Here's an answer that is not really about division by $0$. $\tan(\alpha)$ is the length of the line segment that is tangent to the unit circle in the image below. So what would happen to this length if $\alpha$ were $\pi/2$?

Note this diagram works for all nonvertical angles as long as you interpret the "length" of the tangent segment as negative if it ends up on the lower side, and also as long as you are willing to pull back rays from obtuse angles until they intersect that vertical line there.

It's debatable that $\tan(x)$ is defined as $\frac{\sin(x)}{\cos(x)}$, as some other answers suggest. I think its name suggests that its original definition is more like what we see in this diagram: something about a tangent line. It just happens to be equal to $\frac{\sin(x)}{\cos(x)}$ because of similar triangle ratios.
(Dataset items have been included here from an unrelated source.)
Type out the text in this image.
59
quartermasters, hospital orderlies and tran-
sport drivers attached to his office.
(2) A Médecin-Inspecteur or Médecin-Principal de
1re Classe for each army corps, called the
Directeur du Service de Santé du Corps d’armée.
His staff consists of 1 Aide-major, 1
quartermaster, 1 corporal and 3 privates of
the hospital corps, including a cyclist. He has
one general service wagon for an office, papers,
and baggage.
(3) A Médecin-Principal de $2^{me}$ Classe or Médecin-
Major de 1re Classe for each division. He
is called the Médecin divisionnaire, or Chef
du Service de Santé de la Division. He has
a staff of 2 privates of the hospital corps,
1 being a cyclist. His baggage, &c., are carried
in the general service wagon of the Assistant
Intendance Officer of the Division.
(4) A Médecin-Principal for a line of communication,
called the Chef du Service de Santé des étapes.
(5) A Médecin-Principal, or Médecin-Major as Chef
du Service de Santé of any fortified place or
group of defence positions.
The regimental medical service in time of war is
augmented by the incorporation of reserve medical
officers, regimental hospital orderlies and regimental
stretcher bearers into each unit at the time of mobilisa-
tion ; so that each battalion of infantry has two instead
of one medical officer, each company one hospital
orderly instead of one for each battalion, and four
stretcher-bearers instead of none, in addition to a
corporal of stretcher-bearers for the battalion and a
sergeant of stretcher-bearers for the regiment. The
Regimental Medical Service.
Similarly, $\sec(x)$ is the length of the hypotenuse in this picture, and a secant line is any line that cuts through a curve, like the hypotenuse here cuts through the circle.

Answer 3

Because $\tan(x)$ is defined as being equal to $\sin(x)/\cos(x)$, and $\cos(\pi/2)=0$. So $\tan(\pi/2)=1/0$, which is undefined because of the division by zero.

Answer 4

Well, you can see that $$\tan x:= \frac{\sin x}{\cos x}$$ and it's known that $\sin \frac{\pi}{2}=1$ and $\cos \frac{\pi}{2}=0$.

Answer 5

A feature not explained in other answers is that you can't define the tan function as simply "infinite" at the point of discontinuity. From one side it is unboundedly positive, and from the other unboundedly negative.